Canned Hunting Exposed: Savage Cruel Bloodthirsty
“We need, in a special way, to work twice as hard to help people understand that the animals are fellow creatures, that we must protect them and love them as we love ourselves.”
― César Chávez
Heard the old expression. “Like shooting fish in a barrel?”
Maybe you have. Maybe you haven’t. But it describes a form of canned hunting — killing animals that have no possibility or hope of escape. Animals awaiting their deaths at the hands of high-paying savages who pay big money to kill an animal that has more value to the world than they do.
Try as I might, there is simply no understanding people who are able to murder in cold-blood an animal that is captive whether that is behind the bars of a cage, fenced-in on a Texas ranch or game farm in Africa, or drugged and unable to escape the monster with the lethal weapon in their hands.
“This, for many people, is what’s most offensive about hunting—to some, disgusting: that it encourages, or allows, us not only to kill but to take a certain pleasure in killing”
― Michael Pollan
This “hunting,” really it is just cold-blooded murder by a different name, is not solely the province of the socially deviant, the mentally disturbed or the sociopath. Ordinary Americans, some admired by millions, are able to profit from canned hunts without a thought.
American actor Matthew McConaughey was exposed in recent years for using his Texas ranch to profit from the death of penned-up deer. For myself, since McConaughey is a prominent paid endorser of Lincoln cars, I cannot imagine buying any Ford product.
I will not support shooting fish in a barrel.
Singer Troy Lee Gentry paid to shoot a tame bear that was imprisoned in a small area unable to experience freedom because of the electrified fence that kept him a prisoner until his death. Gentry then falsified records and lied to friends about the “hunt.”
Owner Lee Marvin Greenly sold the bear for $4,650 and orchestrated the hunt, which Gentry videotaped and edited to make it appear the bear had been killed in a fair chase hunt, according to authorities.
Montgomery Gentry, which includes co-singer Eddie Montgomery, are known for hits such as “My Town” and “If You Ever Stop Loving Me.”
Do you really want to support the murder of captive animals by purchasing the music of Montgomery Gentry? I don’t. I won’t.
Animals of all sorts are kept on fenced-in, escape-proof, ranches especially in Texas. If you have the money, greedy evil canned hunting operators will provide you the animal of your choosing.
Graduation present? Reward for a good report card? Using the death of another living being as a way of feeling powerful when you know how powerless you really are? No problem. If you pay enough.
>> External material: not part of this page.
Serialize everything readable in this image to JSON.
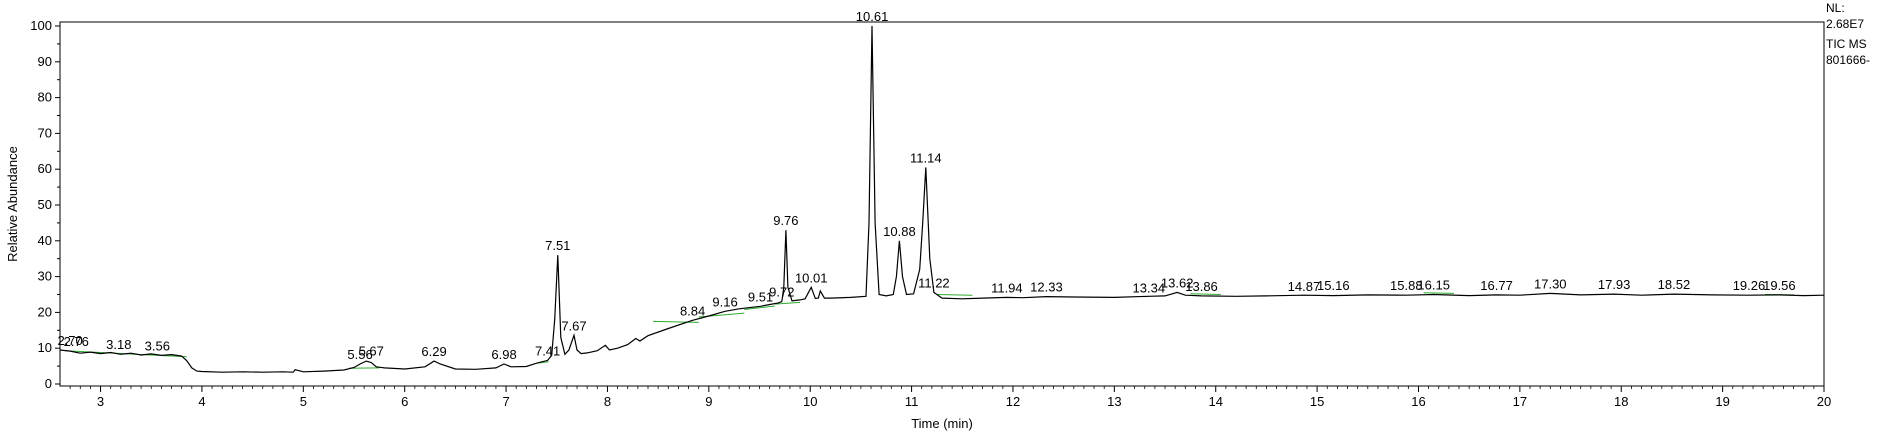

Looking for a way to impress the other bored, dysfunctional members of your 1% social circle?
Then by all means join the other Ugly Americans who feel good only when they have inflicted pain and death on a creature more valued by the world by you.
Canned Hunting Exposed: Savage Cruel Bloodthirsty
Too fat to walk to the enclosure, fence, or pen? Too fat to get in the vehicle that will drive you to your vehicle. Canned hunt operators now make it possible to shoot and kill a beautiful animal from the comfort of your computer keyboard — and then you can waddle or be transported to the corpse.
As wealthy bored heartless Americans flock to Africa to kill, the problem becomes one of species on the verge of extinction. Not enough targets.
But that wonderful American virtue, greed, is the mother of invention. Sensing money to be made, degenerates, especially in South Africa are breeding animals like lions solely and specifically to be killed in canned hunts.